Church Autonomy or Antidiscrimination? As described above, the Constitution prohibits
government from engaging in religious discrimination, and statutes may reinforce that
protection by providing an additional measure of accommodation and deregulation. But
statutes perform another important religious-freedom function in American law. Federal,
state, and local governments have established a broad network of statutory prohibitions
against religious discrimination by private actors in a wide range of economic activities—
most notably employment, but also housing, public accommodations, education, and many
others. These laws were passed principally to combat racial discrimination, but they almost
always prohibit discrimination based on religion as well. Foremost among these statutes is
Title VII of the Civil Rights Act of 1964, the federal protection against discrimination in
employment.
These laws provide an important protection for the religious liberty of individuals, in that
they prevent people from having to choose between observing their faith and making a
living, finding housing, or having access to various goods and services in the marketplace.
But the laws pose a risk to religious organizations by interfering with their ability to
choose their members and leaders based on religion. So, for example, a synagogue must
be able to consider religion in its decision to hire or fire its rabbi. In order to respect this
important right, Title VII (like most of its state-level analogs) exempts religious
organizations from the otherwise applicable prohibition on religious discrimination.41
Recently, this tension between antidiscrimination statutes and the right of religious
organizations to choose members and leaders based on religion has come to the fore in
two controversial areas: the faith-based initiative and gay rights.

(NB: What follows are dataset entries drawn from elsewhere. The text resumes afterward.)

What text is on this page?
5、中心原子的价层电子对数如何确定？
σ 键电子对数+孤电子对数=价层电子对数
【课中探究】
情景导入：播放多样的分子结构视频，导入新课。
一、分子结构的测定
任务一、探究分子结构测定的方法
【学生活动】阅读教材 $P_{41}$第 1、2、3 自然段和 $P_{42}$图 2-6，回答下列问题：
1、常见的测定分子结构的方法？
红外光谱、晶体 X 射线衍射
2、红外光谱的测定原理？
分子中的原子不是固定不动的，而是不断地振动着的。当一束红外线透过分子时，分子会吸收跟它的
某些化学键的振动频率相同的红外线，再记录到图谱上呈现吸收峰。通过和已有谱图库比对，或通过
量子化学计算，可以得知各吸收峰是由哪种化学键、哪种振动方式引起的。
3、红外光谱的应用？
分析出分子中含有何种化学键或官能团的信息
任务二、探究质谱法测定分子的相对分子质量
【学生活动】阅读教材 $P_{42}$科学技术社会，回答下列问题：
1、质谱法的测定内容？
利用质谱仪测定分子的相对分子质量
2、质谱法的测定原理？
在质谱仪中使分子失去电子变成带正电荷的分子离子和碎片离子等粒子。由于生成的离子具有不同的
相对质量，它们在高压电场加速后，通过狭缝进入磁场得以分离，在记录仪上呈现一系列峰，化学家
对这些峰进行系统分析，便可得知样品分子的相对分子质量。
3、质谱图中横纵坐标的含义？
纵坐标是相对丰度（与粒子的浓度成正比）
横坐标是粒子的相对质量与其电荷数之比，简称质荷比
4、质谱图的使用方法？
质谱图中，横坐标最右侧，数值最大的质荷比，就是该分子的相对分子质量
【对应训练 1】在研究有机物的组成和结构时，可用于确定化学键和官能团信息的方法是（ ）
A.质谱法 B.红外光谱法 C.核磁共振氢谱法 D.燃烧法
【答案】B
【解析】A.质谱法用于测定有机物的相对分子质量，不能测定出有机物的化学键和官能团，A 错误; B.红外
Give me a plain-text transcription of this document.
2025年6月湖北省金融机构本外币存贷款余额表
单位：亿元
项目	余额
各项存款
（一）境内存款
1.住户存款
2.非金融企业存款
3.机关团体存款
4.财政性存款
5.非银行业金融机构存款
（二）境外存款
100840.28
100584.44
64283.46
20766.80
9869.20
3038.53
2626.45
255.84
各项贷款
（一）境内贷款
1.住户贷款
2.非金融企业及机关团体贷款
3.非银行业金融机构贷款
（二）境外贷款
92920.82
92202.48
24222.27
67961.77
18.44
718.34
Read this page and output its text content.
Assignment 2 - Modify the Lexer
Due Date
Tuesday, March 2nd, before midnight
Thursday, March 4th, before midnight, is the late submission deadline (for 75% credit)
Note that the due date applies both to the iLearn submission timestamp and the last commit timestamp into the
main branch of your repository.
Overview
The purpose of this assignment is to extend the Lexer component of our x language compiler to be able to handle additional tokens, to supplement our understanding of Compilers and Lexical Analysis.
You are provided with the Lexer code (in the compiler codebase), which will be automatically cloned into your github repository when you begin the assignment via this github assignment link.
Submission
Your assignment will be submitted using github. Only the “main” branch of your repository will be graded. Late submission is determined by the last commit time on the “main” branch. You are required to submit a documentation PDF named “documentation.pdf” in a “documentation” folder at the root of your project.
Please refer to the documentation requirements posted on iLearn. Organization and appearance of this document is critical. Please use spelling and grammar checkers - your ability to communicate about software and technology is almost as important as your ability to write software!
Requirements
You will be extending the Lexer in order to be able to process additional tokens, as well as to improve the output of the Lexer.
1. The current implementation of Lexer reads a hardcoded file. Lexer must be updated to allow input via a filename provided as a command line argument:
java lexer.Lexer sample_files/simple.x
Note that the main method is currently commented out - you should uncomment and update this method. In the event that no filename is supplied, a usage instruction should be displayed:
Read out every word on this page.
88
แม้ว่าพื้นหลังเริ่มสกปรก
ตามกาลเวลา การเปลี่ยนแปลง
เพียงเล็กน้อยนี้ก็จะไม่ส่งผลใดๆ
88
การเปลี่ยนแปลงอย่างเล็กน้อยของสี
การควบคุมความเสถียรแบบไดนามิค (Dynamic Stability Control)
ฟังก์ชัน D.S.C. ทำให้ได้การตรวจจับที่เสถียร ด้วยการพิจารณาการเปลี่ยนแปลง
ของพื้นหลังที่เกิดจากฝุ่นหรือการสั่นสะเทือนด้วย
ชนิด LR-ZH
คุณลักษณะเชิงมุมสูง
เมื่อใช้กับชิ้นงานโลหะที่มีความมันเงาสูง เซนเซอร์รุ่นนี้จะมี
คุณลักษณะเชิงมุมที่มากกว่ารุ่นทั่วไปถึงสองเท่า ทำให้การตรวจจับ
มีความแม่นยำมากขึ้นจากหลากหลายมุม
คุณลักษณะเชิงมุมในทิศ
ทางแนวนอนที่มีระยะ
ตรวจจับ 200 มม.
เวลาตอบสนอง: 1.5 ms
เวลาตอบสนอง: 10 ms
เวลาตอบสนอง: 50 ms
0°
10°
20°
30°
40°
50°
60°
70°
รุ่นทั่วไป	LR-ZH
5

First, when the government purchases social services from a religious organization, some
have argued that the organization waives its right to hire based on religion, on the theory
that government should not fund “discrimination.” Others argue that the “discrimination”
government would fund in this context is not pernicious, but constitutionally protected
activity that is indispensable for any religious organization (or, indeed, any expressive
association) to maintain its message and mission over time.
Second, religious groups that teach that homosexual conduct is immoral—and
correspondingly hire and fire employees based on their agreement with that teaching—will
likely find themselves at odds with the growing number of laws prohibiting discrimination
based on sexual orientation. Additionally, in jurisdictions where same-sex marriage is legal,
religious groups whose convictions prevent them from treating legally married same-sex
couples exactly like legally married different-sex couples will face an additional layer of
conflict.
In both contexts, the disputes are only beginning to percolate through the courts, and it
remains unclear how they will ultimately be resolved.